When the gas tank is full there is very little air inside. As the level of gasoline drops (the more you drive) the volume of gasoline is displaced by air in a normal situation.
If there is no air going inside the tank the air which was there initially gets "pulled apart". In other words, the same amount of air has to fill out a larger volume, therefore creating a vacuum effect inside the tank.
Unless something is pushing a lot of air inside the tank, there is no way you could end up with more air inside the tank filling in the volume of gasoline spent.

So yes, it is pressure, but not positive.
There is more (positive) pressure in the atmosphere which pushes air inside the tank when you open up the cap... trying to fill in the empty volume missing.


Put it this way:
Plastic water bottle.
Open the cap, turn it upside down. As the water exists the bottle, the walls of the bottle tend to cave in due to negative pressure created vs the atmospheric pressure (which is pushing the walls in).

The danger here is that the tank will collapse, not inflate and explode.

If the charcoal canister is NOT in operable condition, the tank could see EITHER positive OR negative pressure. As fuel heats up, it outgases and increases the pressure. As fuel is used, and air is NOT let back into the tank, it can go under vacuum.

If the charcoal canister has NOT been maintained, you could see pressure / vacuum cycling which is why we see so many failures of the tanks at that ONE particular place. It happens to be where the tank flexes the most and is thin due to the manufacturing process.

Many of the folks at elevation see high positive pressure due to the increase in altitude when driving (lower atmospheric pressure around it) and some have experienced excessive spewing of gas from the fill spout.

I am more in the low lands and have more issues of high vacuum (negative pressure) and my tank appeared to be more sucked in when it failed by cracking at the same location as everyone has.

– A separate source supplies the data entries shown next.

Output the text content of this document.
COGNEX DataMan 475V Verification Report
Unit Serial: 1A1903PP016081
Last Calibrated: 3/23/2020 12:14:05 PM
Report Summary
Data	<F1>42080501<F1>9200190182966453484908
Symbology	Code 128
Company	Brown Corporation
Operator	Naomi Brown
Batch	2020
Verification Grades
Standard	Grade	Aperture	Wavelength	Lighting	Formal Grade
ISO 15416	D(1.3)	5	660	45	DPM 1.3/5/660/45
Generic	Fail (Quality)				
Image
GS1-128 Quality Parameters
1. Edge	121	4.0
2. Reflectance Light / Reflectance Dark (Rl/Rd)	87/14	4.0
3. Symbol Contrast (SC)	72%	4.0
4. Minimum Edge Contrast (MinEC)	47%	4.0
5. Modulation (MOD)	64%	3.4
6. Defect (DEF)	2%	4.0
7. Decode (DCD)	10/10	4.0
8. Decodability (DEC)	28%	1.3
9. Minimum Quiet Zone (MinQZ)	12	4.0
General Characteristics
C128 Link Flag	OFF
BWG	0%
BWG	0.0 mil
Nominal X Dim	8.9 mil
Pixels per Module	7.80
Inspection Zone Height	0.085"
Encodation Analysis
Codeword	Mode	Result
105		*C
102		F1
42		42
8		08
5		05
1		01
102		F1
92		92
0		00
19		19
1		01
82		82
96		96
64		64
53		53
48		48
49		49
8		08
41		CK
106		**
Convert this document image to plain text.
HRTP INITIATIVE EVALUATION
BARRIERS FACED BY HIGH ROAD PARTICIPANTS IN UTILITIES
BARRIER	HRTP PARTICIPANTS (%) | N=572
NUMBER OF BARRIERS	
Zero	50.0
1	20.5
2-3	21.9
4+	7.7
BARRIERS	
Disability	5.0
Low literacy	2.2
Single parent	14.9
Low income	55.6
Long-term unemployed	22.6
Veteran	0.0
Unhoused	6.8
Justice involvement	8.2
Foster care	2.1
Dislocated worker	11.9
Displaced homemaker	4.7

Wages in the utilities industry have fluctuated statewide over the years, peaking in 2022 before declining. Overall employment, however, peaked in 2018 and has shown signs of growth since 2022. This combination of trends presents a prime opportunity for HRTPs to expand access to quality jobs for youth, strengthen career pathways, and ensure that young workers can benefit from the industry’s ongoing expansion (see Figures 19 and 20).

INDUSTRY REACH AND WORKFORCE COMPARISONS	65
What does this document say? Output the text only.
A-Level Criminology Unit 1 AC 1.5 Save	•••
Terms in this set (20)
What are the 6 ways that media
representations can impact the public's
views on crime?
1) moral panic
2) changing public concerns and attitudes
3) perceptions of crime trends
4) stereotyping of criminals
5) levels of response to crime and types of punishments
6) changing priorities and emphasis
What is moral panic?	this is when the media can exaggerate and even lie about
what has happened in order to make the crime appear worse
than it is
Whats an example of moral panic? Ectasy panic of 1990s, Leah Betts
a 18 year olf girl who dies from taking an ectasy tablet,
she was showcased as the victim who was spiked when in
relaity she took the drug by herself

I changed my charcoal canister to the VC120, installed a new Toyota fuel cap, and a new to me tank and new hoses. I no longer have pressure OR vacuum when I open my filler cap. That's the way it SHOULD be.
 
Thanks guys for the explanation. I checked and cleaned the canister as per the FSM and it seems to be ok. There was blockage in one of the ports so I used compressed air to clear it. I'll have to wait and see if this fixes the vacuum woosh at the gas cap the next few times I fill up. I think it was more of a problem in warmer weather though, its been in the 20's to 40's here lately.

IF this doesn't fix the problem and I need a new canister, the ones mentioned above like the VC120 look like they only have 2 ports (on top) and the OEM Toyota has 3 (2 top, 1 bottom). Am I missing something? I assume the 2 top hoses on the factory canister would attach to the 2 ports on the aftermarket canister top. What about the bottom hose?
 
Thanks guys for the explanation. I checked and cleaned the canister as per the FSM and it seems to be ok. There was blockage in one of the ports so I used compressed air to clear it. I'll have to wait and see if this fixes the vacuum woosh at the gas cap the next few times I fill up. I think it was more of a problem in warmer weather though, its been in the 20's to 40's here lately.

IF this doesn't fix the problem and I need a new canister, the ones mentioned above like the VC120 look like they only have 2 ports (on top) and the OEM Toyota has 3 (2 top, 1 bottom). Am I missing something? I assume the 2 top hoses on the factory canister would attach to the 2 ports on the aftermarket canister top. What about the bottom hose?

From what I can tell. the VC120 has 2 ports which match the input from the gas tank and the purge to the inlet manifold. On the OEM canister, the third port is a vent to the atmosphere. The VC120 has an open vent which does the same thing but does not use a hose.
The difference between the 2 units is the check valve - the VC120 does not have one. If I carried out the FSM test procedure on the VC120 it would fail. I am sure this is my problem but my original failed the FSM test also so I do not know how the check valve was supposed to function.